Does anyone know $gnu(2500)$ (The number of groups of order $2500$), or at least whether it is smaller than , larger than or equal to $2500$ ?
The number of groups of order $d$ is smaller than $2500$ for every proper divisor $d|2500$, so $gnu(2500)$ could be smaller then $2500$.
On
Applying Sylow's theorem, there is a unique $5$-Sylow which is then normal in $G$ if $G$ is a group of order $2500$. We denote it $N$.
On the other hand, take $H$ to be one $2$-Sylow of $G$ (it is of order $4$).
It is clear that :
$$G=N\rtimes H $$
Furthermore (again by Sylow's theory) the isomorphism class of $N$ and $H$ are uniquely defined by $G$, in other words if $N'$ and $H'$ are groups of order $5^4$ and $4$ respectively then :
$$N\rtimes H\text{ is isomorphic to } N'\rtimes H'\implies N\text{ is isomorphic to } N'\text{ and }H\text{ is isomorphic to } H' $$
You have fifteen groups of order $p^4$ and all of them can be written as semi-direct product of cyclic groups (see theorem 1.6.1 and theorem 1.6.14 in https://people.kth.se/~boij/kandexjobbVT11/Material/pgroups.pdf) and two groups of order $4$.
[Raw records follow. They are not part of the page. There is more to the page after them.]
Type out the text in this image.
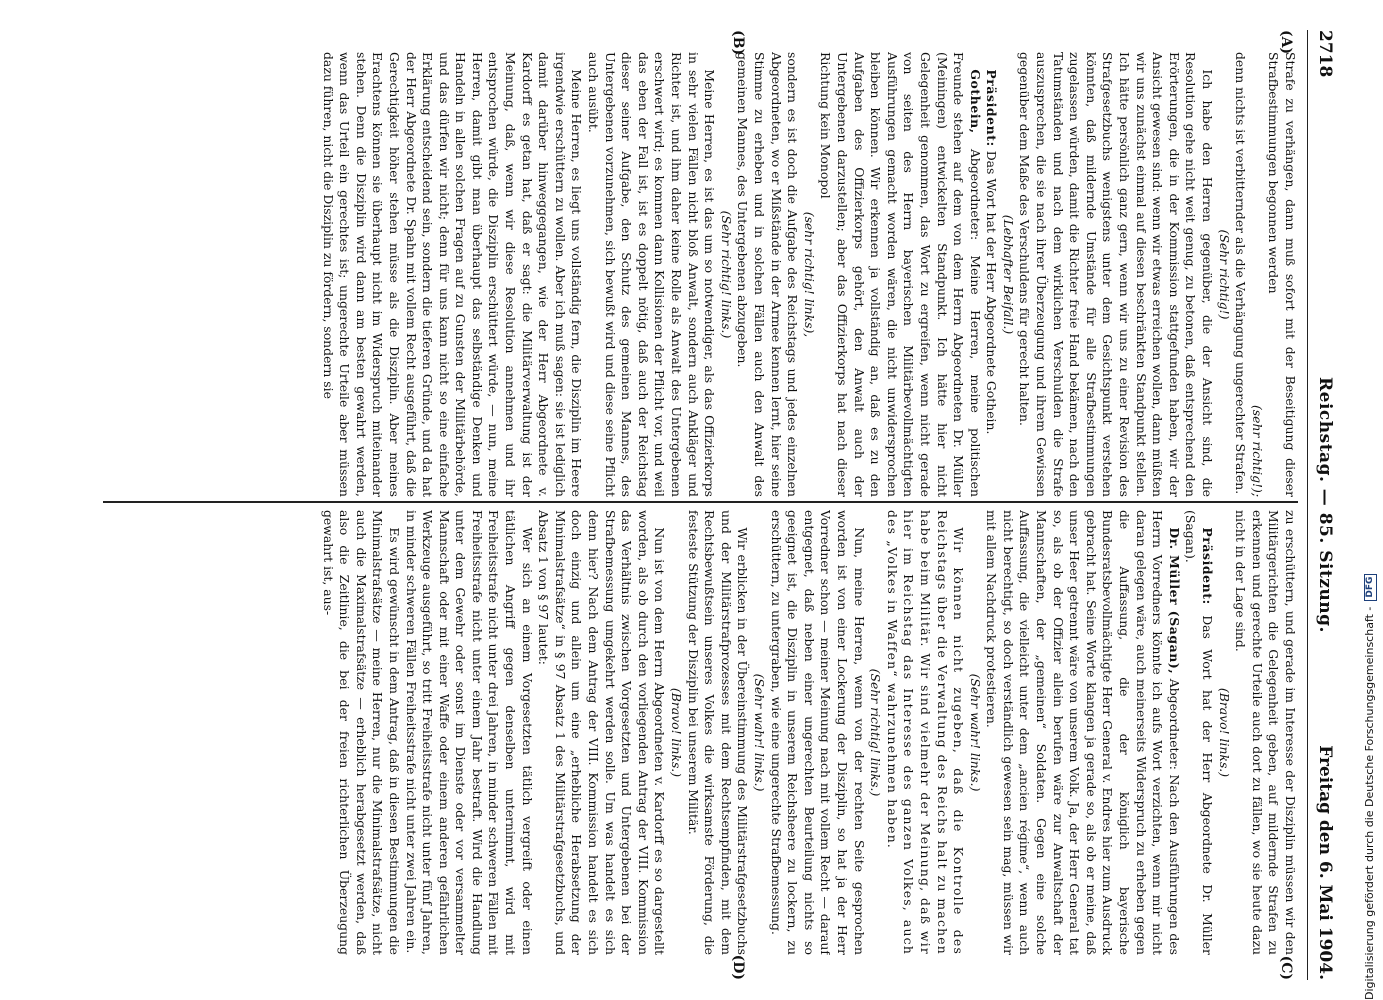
2718
Reichstag. — 85. Sitzung.
Freitag den 6. Mai 1904.
(A)
(B)
(C)
(D)

Strafe zu verhängen, dann muß sofort mit der Beseitigung dieser Strafbestimmungen begonnen werden

(sehr richtig!);

denn nichts ist verbitternder als die Verhängung ungerechter Strafen.

(Sehr richtig!)

Ich habe den Herren gegenüber, die der Ansicht sind, die Resolution gehe nicht weit genug, zu betonen, daß entsprechend den Erörterungen, die in der Kommission stattgefunden haben, wir der Ansicht gewesen sind: wenn wir etwas erreichen wollen, dann müßten wir uns zunächst einmal auf diesen beschränkten Standpunkt stellen. Ich hätte persönlich ganz gern, wenn wir uns zu einer Revision des Strafgesetzbuchs wenigstens unter dem Gesichtspunkt verstehen könnten, daß mildernde Umstände für alle Strafbestimmungen zugelassen würden, damit die Richter freie Hand bekämen, nach den Tatumständen und nach dem wirklichen Verschulden die Strafe auszusprechen, die sie nach ihrer Überzeugung und ihrem Gewissen gegenüber dem Maße des Verschuldens für gerecht halten.

(Lebhafter Beifall.)

Präsident: Das Wort hat der Herr Abgeordnete Gothein.

Gothein, Abgeordneter: Meine Herren, meine politischen Freunde stehen auf dem von dem Herrn Abgeordneten Dr. Müller (Meiningen) entwickelten Standpunkt. Ich hätte hier nicht Gelegenheit genommen, das Wort zu ergreifen, wenn nicht gerade von seiten des Herrn bayerischen Militärbevollmächtigten Ausführungen gemacht worden wären, die nicht unwidersprochen bleiben können. Wir erkennen ja vollständig an, daß es zu den Aufgaben des Offizierkorps gehört, den Anwalt auch der Untergebenen darzustellen; aber das Offizierkorps hat nach dieser Richtung kein Monopol

(sehr richtig! links),

sondern es ist doch die Aufgabe des Reichstags und jedes einzelnen Abgeordneten, wo er Mißstände in der Armee kennen lernt, hier seine Stimme zu erheben und in solchen Fällen auch den Anwalt des gemeinen Mannes, des Untergebenen abzugeben.

(Sehr richtig! links.)

Meine Herren, es ist das um so notwendiger, als das Offizierkorps in sehr vielen Fällen nicht bloß Anwalt, sondern auch Ankläger und Richter ist, und ihm daher keine Rolle als Anwalt des Untergebenen erschwert wird; es kommen dann Kollisionen der Pflicht vor, und weil das eben der Fall ist, ist es doppelt nötig, daß auch der Reichstag dieser seiner Aufgabe, den Schutz des gemeinen Mannes, des Untergebenen vorzunehmen, sich bewußt wird und diese seine Pflicht auch ausübt.

Meine Herren, es liegt uns vollständig fern, die Disziplin im Heere irgendwie erschüttern zu wollen. Aber ich muß sagen: sie ist lediglich damit darüber hinweggegangen, wie der Herr Abgeordnete v. Kardorff es getan hat, daß er sagt: die Militärverwaltung ist der Meinung, daß, wenn wir diese Resolution annehmen und ihr entsprochen würde, die Disziplin erschüttert würde, — nun, meine Herren, damit gibt man überhaupt das selbständige Denken und Handeln in allen solchen Fragen auf zu Gunsten der Militärbehörde, und das dürfen wir nicht; denn für uns kann nicht so eine einfache Erklärung entscheidend sein, sondern die tieferen Gründe, und da hat der Herr Abgeordnete Dr. Spahn mit vollem Recht ausgeführt, daß die Gerechtigkeit höher stehen müsse als die Disziplin. Aber meines Erachtens können sie überhaupt nicht im Widerspruch miteinander stehen. Denn die Disziplin wird dann am besten gewahrt werden, wenn das Urteil ein gerechtes ist; ungerechte Urteile aber müssen dazu führen, nicht die Disziplin zu fördern, sondern sie

zu erschüttern, und gerade im Interesse der Disziplin müssen wir den Militärgerichten die Gelegenheit geben, auf mildernde Strafen zu erkennen und gerechte Urteile auch dort zu fällen, wo sie heute dazu nicht in der Lage sind.

(Bravo! links.)

Präsident: Das Wort hat der Herr Abgeordnete Dr. Müller (Sagan).

Dr. Müller (Sagan), Abgeordneter: Nach den Ausführungen des Herrn Vorredners könnte ich aufs Wort verzichten, wenn mir nicht daran gelegen wäre, auch meinerseits Widerspruch zu erheben gegen die Auffassung, die der königlich bayerische Bundesratsbevollmächtigte Herr General v. Endres hier zum Ausdruck gebracht hat. Seine Worte klangen ja gerade so, als ob er meine, daß unser Heer getrennt wäre von unserem Volk. Ja, der Herr General tat so, als ob der Offizier allein berufen wäre zur Anwaltschaft der Mannschaften, der „gemeinen“ Soldaten. Gegen eine solche Auffassung, die vielleicht unter dem „ancien régime“, wenn auch nicht berechtigt, so doch verständlich gewesen sein mag, müssen wir mit allem Nachdruck protestieren.

(Sehr wahr! links.)

Wir können nicht zugeben, daß die Kontrolle des Reichstags über die Verwaltung des Reichs halt zu machen habe beim Militär. Wir sind vielmehr der Meinung, daß wir hier im Reichstag das Interesse des ganzen Volkes, auch des „Volkes in Waffen“ wahrzunehmen haben.

(Sehr richtig! links.)

Nun, meine Herren, wenn von der rechten Seite gesprochen worden ist von einer Lockerung der Disziplin, so hat ja der Herr Vorredner schon — meiner Meinung nach mit vollem Recht — darauf entgegnet, daß neben einer ungerechten Beurteilung nichts so geeignet ist, die Disziplin in unserem Reichsheere zu lockern, zu erschüttern, zu untergraben, wie eine ungerechte Strafbemessung.

(Sehr wahr! links.)

Wir erblicken in der Übereinstimmung des Militärstrafgesetzbuchs und der Militärstrafprozesses mit dem Rechtsempfinden, mit dem Rechtsbewußtsein unseres Volkes die wirksamste Förderung, die festeste Stützung der Disziplin bei unserem Militär.

(Bravo! links.)

Nun ist von dem Herrn Abgeordneten v. Kardorff es so dargestellt worden, als ob durch den vorliegenden Antrag der VIII. Kommission das Verhältnis zwischen Vorgesetzten und Untergebenen bei der Strafbemessung umgekehrt werden solle. Um was handelt es sich denn hier? Nach dem Antrag der VIII. Kommission handelt es sich doch einzig und allein um eine „erhebliche Herabsetzung der Minimalstrafsätze“ in § 97 Absatz 1 des Militärstrafgesetzbuchs, und Absatz 1 von § 97 lautet:

Wer sich an einem Vorgesetzten tätlich vergreift oder einen tätlichen Angriff gegen denselben unternimmt, wird mit Freiheitsstrafe nicht unter drei Jahren, in minder schweren Fällen mit Freiheitsstrafe nicht unter einem Jahr bestraft. Wird die Handlung unter dem Gewehr oder sonst im Dienste oder vor versammelter Mannschaft oder mit einer Waffe oder einem anderen gefährlichen Werkzeuge ausgeführt, so tritt Freiheitsstrafe nicht unter fünf Jahren, in minder schweren Fällen Freiheitsstrafe nicht unter zwei Jahren ein.

Es wird gewünscht in dem Antrag, daß in diesen Bestimmungen die Minimalstrafsätze — meine Herren, nur die Minimalstrafsätze, nicht auch die Maximalstrafsätze — erheblich herabgesetzt werden, daß also die Zeitlinie, die bei der freien richterlichen Überzeugung gewahrt ist, aus-

Digitalisierung gefördert durch die Deutsche Forschungsgemeinschaft -
DFG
If you fix $N$ and $H$ then to determine the number of $G$ which are isomorphic to some semi-direct product $N\rtimes H$, it suffices to compute $Hom(H,Aut(N))$. Of course different elements in $Hom(H,Aut(N))$ could lead to isomorphic group. After all, $Aut(N)$ is computable if you use GAP for each group $N$ of cardinal $5^4$. Then computing the cardinality of $Hom(H,Aut(N))$ may not be very difficult... I think you can work this out...
There are 227 groups (from a 5 minute calculation in GAP with minor improvements as outlined in previous answers).